Having just read the tragic news item from India about the depressed thyroid lady who committed suicide and preparing as I am at present a lecture about thyroid and depression, which I shall shortly give to London’s Insitute of Optimum Nutrition’s Mind Conference, I felt it might be appropriate to remind people of the strong link and frequency of depression and hypothyroidism…
Depression causes untold misery and destroys lives. Perhaps one in five people will suffer from it sometime in their lives. A huge industry has arisen around the treatment of depressive illness and psychiatrists are gainfully employed in their thousands. Whether it is more widespread than it was is perhaps difficult to answer. There are more of us to be depressed; we have more to be depressed about, and we are more likely to seek help. But there certainly seems to be more people troubled by depression and the great panoply of antidepressant medication tells its own story.
Before having a look at thyroid deficiency and its link to depression, we should learn a bit about it, and how it is caused and why.

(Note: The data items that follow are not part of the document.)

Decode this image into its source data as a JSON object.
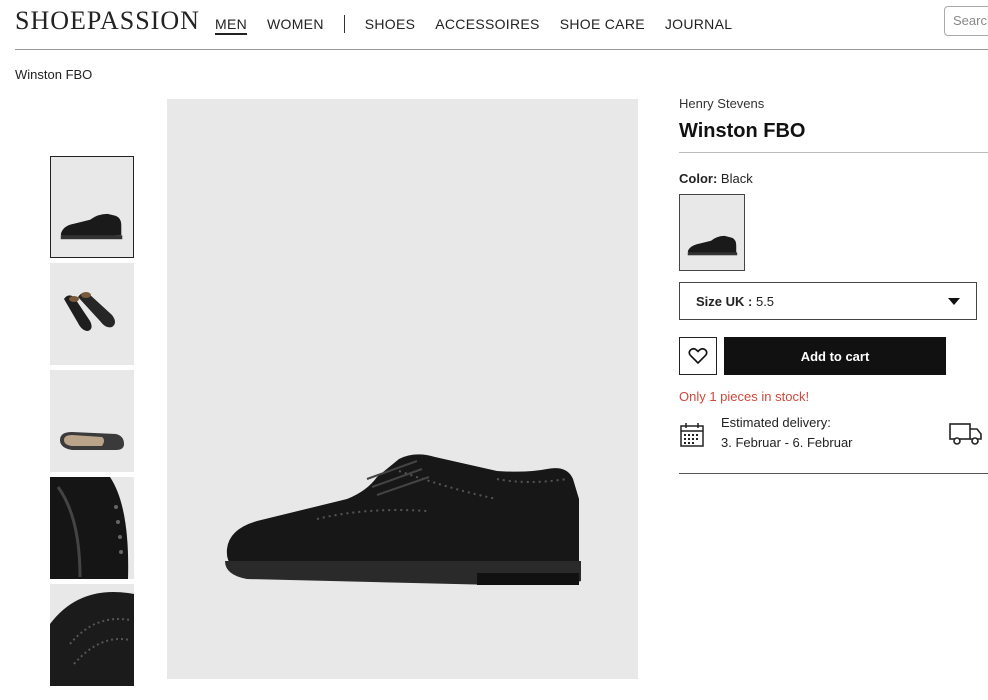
{
  "header": {
    "logo": "SHOEPASSION",
    "nav": [
      "MEN",
      "WOMEN",
      "SHOES",
      "ACCESSOIRES",
      "SHOE CARE",
      "JOURNAL"
    ],
    "active_nav": "MEN",
    "search_placeholder": "Search"
  },
  "breadcrumb": "Winston FBO",
  "gallery": {
    "thumbnails": [
      "side-view",
      "pair-top-view",
      "sole-view",
      "heel-closeup",
      "toe-brogue-closeup"
    ],
    "selected_index": 0
  },
  "product": {
    "brand": "Henry Stevens",
    "name": "Winston FBO",
    "color_label": "Color:",
    "color_value": "Black",
    "size_label": "Size UK :",
    "size_value": "5.5",
    "add_to_cart": "Add to cart",
    "stock_message": "Only 1 pieces in stock!",
    "delivery_label": "Estimated delivery:",
    "delivery_dates": "3. Februar - 6. Februar"
  },
  "colors": {
    "accent": "#111111",
    "stock_warning": "#d0483a",
    "image_background": "#e8e8e8"
  },
  "icons": [
    "heart-icon",
    "calendar-icon",
    "truck-icon",
    "caret-down-icon"
  ]
}
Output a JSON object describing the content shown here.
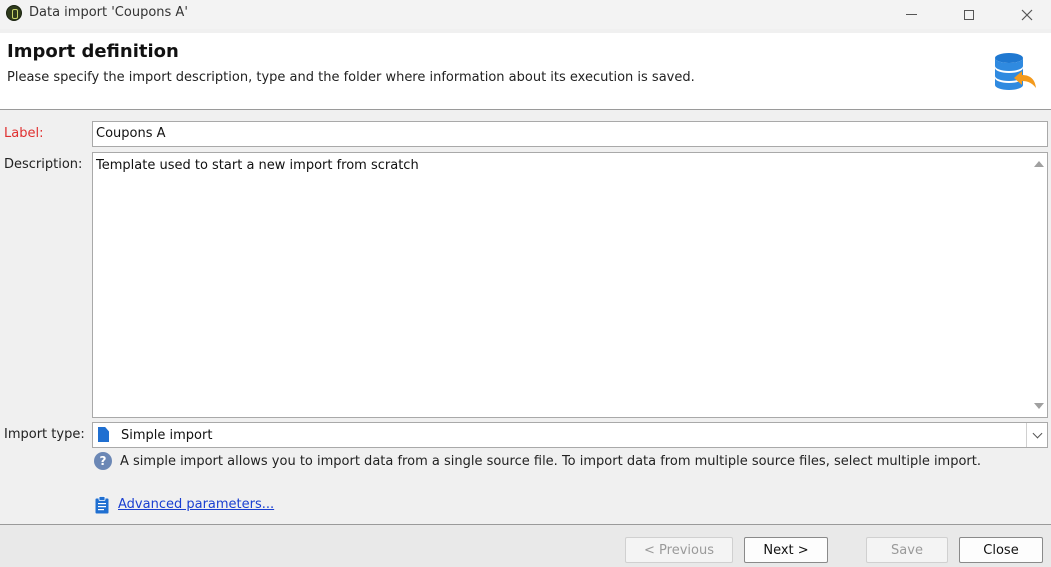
{
  "window": {
    "title": "Data import 'Coupons A'",
    "controls": {
      "minimize_icon": "minimize-icon",
      "maximize_icon": "maximize-icon",
      "close_icon": "close-icon"
    }
  },
  "header": {
    "title": "Import definition",
    "subtitle": "Please specify the import description, type and the folder where information about its execution is saved.",
    "icon": "database-import-icon"
  },
  "form": {
    "label": {
      "label": "Label:",
      "value": "Coupons A"
    },
    "description": {
      "label": "Description:",
      "value": "Template used to start a new import from scratch"
    },
    "import_type": {
      "label": "Import type:",
      "value": "Simple import"
    },
    "help_text": "A simple import allows you to import data from a single source file. To import data from multiple source files, select multiple import.",
    "advanced_link": "Advanced parameters..."
  },
  "footer": {
    "previous": "< Previous",
    "next": "Next >",
    "save": "Save",
    "close": "Close"
  },
  "colors": {
    "required_label": "#e03030",
    "link": "#1a3fd1",
    "doc_icon": "#1f6fd1"
  }
}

People who are depressed are sad, unmotivated most of the day and are usually worse in the morning. They sleep poorly, and wake up tired; they feel worthless, they have a poor self-image. They may eat more or less and put on or lose weight. Sir Winston Churchill used to call it his Black Dog. In his case, as with many, it was self-limiting: probably an extra cigar and brandy banished itâ?¦
There are two sorts of depression fundamentally: the exogenous kind, which is the result of circumstance, and the endogenous form, an illness from within ourselves. It is the second form we are to deal with. Maintenance of mood resides in part of the brain called the hippocampus. Here brain cells release neurotransmitter hormones, which are taken up by receptors; the amount released and the number of receptors responding, governs whether we are depressed or not.
Probably the most important of these mood neuro transmitter substances are serotonin and noradrenalin, and treatment is directed at preventing the decay of these substances at the receiving nerve endings. This is what Monoamine Oxidase Inhibitors (MAOIs) antidepressants, Tricyclic antidepressants and Selective Serotonin Reuptake Inhibitors (SSRIs) do. However, thyroid hormone deficie ncy acts on the receptor sites and hastens the recycling of these neurotransmitters at the nerve endings or reduces the amount being secreted. The result is that the neurotransmitters that are responsible for maintaining mood do not work at optimum efficiency. Depression then takes over.
It has been estimated that more than one third of people suffering from depression are hypothyroid. Some are in hospital. They receive, over long periods, antidepressants of one sort or another when actually the problem is deficiency of thyroid hormones. It is simply that no one thought of thyroid deficiency as a cause when their illness began; or the simplistic tests failed to reveal it.
Any patient suffering from depression should be routinely assessed for hypothyroidism. There should be no exceptions; half to one third will be found to be hypothyroid, and as a result of treatment, their depression will begin to lift in weeks. Conventional medicine will turn with little thought to psychotropic antidepressants. The problem with these is that they are sometimes difficult to stop taking. Of the SSRIs, Seroxat in particular has a poor reputation in this respect; Prozac has attracted unfavourable reports and moreover contains a fluoride compound. Tricyclic antidepressants (eg Tryptizol, Imipramime) often have unpleasant sedating side effects, and the MAOIs (eg Parnate, Nardil) clash with a number of drugs and foodstuffs. St John’s Wort is an altogether simpler and safer alternative.
Hypothyroidism should not be considered in isolation. It is more than likely that there are other deficiencies at work and cortisol, testosterone, oestrogen, DHEA and progesterone deficiencies should be looked for and corrected. It is now clear that nutrition plays a much greater role in mental illness than conventional medicine would have us believe.
The brain and its neurotransmitters simply don’t work properly without the proper raw materials. An obvious one is that there should be a constant, even supply, of its fuel glucose. Hypoglycaemia is certainly associated with depression. The essential amino acids must be provided for the manufacture of the protein neurotransmitters; so must essential fatty acids, especially the omega 3 group, which make up the structure of the brain and the neurones releasing the neurotransmitters. The vitamin B complex, folic acid, vitamin C are needed to allow the amino acids to form complex proteins and the other mineral micronutrients have to be there.
Get the nutrients right (also ensuring thyroid manufacture and uptake), provide thyroid supplementation if required, perhaps as naturally as possible from glandular extracts, and we can fight the black tide of mind altering drugs that threatens to overwhelm so many of us.